Absence of subpopulation differences in intervention effects - Subgroup analyses are typically underpowered, thus the risk of false negatives is even higher. One should be aware of the remaining possibility of false negatives in the absence of relative intervention effect differences [59].
- Lack of relative intervention effect differences between subgroups may still result in clinically important variations in absolute benefit due to the impact of differences in baseline risk on absolute intervention effect.
- Lack of difference between subgroups defined on single factors (e.g., age, race/ethnicity) is not sufficient reasoning that subpopulation differences do not exist. Subgroups defined through multivariable risk prediction tools are more likely to be clinically applicable and robust, particularly with larger studies. If a body of evidence has similar multivariable subgroup definitions within studies, pooling can increase power [66].
- Even without heterogeneity of intervention effects, not everyone who receives a “proven” intervention will benefit. (For an intervention with a constant 25% relative risk reduction, one-quarter of expected events will be averted, but 75% of events will still occur despite intervention) [67]. Reminding readers of this fact and emphasizing absolute effects within overall event rates is informative. Further, this approach can help clarify why even modest risk of serious harms may, in the end, exert a strong impact on net benefit calculations for the population as well as for individuals [66].
- When data are not definitive and overall benefits are modest, or overall benefits are moderate but intervention is costly, retaining the possibility of heterogeneity of intervention effects in the absence of evidence may be warranted. Consideration of individualized or targeted intervention approaches may still be applicable for future studies.
- In the absence of compelling evidence, the best estimate is the average intervention effect [40].
Overall - If meta-analyses were conducted, reviewers should consider possible explanations of variations between clinical and statistical heterogeneity.

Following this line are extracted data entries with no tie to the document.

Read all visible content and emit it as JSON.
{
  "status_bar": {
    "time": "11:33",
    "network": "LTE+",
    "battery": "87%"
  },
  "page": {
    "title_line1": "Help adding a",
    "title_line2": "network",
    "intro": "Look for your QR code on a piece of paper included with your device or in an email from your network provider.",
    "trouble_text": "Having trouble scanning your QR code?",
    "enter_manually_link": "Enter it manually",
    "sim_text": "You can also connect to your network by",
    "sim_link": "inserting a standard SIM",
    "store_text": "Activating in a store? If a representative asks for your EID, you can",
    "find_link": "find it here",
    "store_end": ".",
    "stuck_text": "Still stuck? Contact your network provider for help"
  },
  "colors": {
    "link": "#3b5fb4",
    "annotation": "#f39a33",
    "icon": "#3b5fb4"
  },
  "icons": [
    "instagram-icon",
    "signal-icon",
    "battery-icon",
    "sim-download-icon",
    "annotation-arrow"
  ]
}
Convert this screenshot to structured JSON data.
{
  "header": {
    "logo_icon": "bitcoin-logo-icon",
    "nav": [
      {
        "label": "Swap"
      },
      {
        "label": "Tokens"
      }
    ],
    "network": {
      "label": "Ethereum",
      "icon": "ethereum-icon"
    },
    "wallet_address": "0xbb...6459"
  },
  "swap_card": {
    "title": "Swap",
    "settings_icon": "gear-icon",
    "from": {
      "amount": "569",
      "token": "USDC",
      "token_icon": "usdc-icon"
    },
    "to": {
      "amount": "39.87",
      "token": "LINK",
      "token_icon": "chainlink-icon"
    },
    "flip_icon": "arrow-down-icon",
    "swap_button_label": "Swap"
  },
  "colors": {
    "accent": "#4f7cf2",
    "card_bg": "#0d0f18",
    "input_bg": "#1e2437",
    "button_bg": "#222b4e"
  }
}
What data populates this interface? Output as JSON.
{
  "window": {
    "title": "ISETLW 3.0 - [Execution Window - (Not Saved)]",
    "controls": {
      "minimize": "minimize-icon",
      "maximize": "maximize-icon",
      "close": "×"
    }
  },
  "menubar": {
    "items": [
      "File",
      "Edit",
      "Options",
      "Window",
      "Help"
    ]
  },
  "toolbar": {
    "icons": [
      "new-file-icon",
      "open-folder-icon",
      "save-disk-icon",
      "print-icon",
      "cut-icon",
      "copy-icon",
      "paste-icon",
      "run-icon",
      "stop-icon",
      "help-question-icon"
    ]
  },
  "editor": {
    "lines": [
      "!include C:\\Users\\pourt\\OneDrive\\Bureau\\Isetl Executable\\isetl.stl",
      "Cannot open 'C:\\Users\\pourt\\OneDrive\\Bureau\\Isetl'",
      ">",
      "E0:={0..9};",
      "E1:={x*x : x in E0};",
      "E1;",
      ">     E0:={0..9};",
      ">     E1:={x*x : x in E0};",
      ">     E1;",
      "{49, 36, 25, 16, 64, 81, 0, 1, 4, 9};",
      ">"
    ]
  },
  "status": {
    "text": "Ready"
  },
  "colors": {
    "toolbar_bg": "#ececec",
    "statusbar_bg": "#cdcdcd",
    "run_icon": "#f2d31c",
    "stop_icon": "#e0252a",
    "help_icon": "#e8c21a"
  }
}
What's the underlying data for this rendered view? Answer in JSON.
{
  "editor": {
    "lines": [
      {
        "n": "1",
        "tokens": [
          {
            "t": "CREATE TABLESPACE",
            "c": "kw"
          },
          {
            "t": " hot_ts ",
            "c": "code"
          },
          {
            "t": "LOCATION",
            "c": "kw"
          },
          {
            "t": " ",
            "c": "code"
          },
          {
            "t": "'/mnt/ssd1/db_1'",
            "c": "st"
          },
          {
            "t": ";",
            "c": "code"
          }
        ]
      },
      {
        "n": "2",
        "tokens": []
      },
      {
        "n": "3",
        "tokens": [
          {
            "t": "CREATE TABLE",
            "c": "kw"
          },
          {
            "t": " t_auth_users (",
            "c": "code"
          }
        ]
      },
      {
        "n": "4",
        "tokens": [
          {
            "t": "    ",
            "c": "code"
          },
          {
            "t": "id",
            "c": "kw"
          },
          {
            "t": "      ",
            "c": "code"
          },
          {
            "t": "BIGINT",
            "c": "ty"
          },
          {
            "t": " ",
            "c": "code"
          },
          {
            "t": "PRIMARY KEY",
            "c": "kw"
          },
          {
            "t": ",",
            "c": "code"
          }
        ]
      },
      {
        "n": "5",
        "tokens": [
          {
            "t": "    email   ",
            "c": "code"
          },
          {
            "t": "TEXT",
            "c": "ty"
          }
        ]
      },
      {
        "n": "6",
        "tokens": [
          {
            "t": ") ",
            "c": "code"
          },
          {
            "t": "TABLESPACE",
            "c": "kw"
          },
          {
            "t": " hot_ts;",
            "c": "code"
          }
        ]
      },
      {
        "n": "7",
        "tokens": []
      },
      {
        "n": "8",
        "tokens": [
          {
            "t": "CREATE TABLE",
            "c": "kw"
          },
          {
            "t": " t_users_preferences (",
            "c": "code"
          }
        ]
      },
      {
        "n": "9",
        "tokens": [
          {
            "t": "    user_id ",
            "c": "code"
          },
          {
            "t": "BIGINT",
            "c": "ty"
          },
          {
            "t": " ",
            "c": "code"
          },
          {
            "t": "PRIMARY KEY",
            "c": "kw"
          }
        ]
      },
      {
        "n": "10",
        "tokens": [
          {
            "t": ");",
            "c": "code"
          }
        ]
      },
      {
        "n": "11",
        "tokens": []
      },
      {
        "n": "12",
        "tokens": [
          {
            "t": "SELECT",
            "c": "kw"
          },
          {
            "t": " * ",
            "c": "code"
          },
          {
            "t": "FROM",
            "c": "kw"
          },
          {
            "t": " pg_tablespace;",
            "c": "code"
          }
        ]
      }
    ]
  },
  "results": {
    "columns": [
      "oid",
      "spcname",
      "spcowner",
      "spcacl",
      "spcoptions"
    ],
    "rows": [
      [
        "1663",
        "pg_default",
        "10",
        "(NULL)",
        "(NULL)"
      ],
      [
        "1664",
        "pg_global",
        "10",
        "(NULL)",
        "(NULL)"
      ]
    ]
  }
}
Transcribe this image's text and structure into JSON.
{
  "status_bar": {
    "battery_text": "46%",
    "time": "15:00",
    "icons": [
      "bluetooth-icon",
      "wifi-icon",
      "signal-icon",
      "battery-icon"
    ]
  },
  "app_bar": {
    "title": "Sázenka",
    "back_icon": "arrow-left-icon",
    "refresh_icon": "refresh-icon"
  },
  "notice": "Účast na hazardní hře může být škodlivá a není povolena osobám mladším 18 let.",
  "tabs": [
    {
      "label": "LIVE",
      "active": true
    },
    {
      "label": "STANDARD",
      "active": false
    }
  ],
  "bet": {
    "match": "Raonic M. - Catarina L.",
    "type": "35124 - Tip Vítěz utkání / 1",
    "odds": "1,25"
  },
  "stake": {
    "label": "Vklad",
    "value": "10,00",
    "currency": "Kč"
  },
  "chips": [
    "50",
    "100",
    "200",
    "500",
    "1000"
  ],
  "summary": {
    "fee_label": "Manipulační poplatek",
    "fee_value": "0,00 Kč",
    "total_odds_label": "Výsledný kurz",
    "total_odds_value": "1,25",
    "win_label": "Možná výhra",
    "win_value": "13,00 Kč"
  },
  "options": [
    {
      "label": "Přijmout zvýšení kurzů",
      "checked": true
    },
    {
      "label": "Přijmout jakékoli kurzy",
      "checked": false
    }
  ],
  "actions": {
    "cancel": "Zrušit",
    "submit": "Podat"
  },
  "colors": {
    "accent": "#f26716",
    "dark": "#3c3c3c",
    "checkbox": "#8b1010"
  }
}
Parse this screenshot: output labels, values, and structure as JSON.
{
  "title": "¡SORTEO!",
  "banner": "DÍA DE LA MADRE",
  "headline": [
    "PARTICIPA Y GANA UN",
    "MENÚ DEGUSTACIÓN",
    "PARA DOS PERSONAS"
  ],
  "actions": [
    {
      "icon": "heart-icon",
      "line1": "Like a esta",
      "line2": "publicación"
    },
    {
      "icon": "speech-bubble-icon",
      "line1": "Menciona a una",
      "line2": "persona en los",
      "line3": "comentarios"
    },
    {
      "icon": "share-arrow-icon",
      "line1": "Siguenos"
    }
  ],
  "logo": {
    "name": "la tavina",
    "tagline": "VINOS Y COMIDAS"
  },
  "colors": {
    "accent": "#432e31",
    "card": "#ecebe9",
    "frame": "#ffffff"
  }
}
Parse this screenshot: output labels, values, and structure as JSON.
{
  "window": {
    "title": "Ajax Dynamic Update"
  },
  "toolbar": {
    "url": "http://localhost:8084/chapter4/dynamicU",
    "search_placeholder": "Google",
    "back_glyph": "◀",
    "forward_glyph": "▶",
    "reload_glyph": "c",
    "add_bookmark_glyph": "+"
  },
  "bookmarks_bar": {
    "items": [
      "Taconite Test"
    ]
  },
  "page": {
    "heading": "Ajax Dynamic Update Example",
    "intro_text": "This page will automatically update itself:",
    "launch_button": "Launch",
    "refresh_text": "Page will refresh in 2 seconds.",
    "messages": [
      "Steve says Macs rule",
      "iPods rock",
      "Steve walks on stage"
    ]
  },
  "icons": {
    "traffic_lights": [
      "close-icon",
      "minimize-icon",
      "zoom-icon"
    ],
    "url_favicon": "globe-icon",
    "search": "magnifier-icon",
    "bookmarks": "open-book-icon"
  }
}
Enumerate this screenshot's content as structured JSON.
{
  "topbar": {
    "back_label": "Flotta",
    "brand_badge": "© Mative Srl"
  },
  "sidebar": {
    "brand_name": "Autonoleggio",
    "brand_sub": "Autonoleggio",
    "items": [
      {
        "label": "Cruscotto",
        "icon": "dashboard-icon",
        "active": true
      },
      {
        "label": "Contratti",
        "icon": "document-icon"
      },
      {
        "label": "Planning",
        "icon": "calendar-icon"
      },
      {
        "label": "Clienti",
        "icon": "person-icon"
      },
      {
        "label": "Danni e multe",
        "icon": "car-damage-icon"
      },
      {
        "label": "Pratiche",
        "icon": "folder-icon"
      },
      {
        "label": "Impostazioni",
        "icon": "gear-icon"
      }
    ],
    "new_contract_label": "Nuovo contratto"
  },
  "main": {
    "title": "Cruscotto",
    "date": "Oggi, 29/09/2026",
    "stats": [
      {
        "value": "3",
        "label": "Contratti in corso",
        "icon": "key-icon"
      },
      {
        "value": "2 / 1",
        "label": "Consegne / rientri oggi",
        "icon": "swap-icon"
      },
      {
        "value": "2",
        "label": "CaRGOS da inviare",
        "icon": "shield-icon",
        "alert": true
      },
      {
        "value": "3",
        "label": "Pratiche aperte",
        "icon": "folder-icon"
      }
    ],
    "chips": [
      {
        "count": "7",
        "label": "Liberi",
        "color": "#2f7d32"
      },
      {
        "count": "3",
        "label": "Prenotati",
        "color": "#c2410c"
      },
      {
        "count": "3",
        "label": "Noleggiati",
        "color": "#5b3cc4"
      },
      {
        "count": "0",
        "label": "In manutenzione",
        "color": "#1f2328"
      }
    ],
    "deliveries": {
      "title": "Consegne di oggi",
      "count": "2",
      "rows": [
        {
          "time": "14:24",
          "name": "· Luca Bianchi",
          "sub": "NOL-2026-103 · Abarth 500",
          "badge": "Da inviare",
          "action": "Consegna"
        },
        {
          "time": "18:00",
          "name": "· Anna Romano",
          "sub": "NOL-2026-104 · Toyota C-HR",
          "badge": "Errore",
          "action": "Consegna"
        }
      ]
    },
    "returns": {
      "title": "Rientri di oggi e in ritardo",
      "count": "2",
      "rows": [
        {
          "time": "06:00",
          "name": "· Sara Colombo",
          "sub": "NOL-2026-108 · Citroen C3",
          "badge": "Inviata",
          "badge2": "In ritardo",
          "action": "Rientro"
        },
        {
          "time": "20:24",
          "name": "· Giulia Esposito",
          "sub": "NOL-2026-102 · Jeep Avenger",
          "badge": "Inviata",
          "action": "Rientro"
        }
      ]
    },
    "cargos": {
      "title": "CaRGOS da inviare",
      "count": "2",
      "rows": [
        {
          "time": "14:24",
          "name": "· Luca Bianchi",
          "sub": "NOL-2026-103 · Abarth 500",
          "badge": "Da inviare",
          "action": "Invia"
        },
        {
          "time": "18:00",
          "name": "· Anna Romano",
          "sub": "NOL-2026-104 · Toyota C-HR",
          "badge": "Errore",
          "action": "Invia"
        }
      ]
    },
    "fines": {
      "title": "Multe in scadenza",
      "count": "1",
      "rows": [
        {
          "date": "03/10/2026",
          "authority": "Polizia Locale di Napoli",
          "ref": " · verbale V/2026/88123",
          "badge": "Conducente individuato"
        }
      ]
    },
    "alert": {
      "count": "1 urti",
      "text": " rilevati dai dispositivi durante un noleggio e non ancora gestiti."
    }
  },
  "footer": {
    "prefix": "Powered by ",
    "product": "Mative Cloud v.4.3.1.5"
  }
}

- Caution is warranted for definitive subgroup conclusions in the absence of patient-level meta-analysis or valid study-level methods and replication (or pooling) of within-study subgroup-specific findings across trials [54].
- Intervention-related risks are substantial (at least for some) and factors that appear to predict increased risk for serious harms can be related to subpopulations. When serious harms are a key issue, consider looking for validated risk prediction tools for serious harms to assist in net-benefit considerations, whether or not reviewed data support subgroup differences [40].
- Data to robustly support subgroup and heterogeneity of intervention evaluations are generally not available given the current state of clinical trial reporting [68]. As a result, predicting individual effects occurs less often, even though it is an area of growing interest as the field of precision medicine develops [18, 69]. Recent recommendations may improve the assessment and reporting of heterogeneity in clinical trials going forward [59].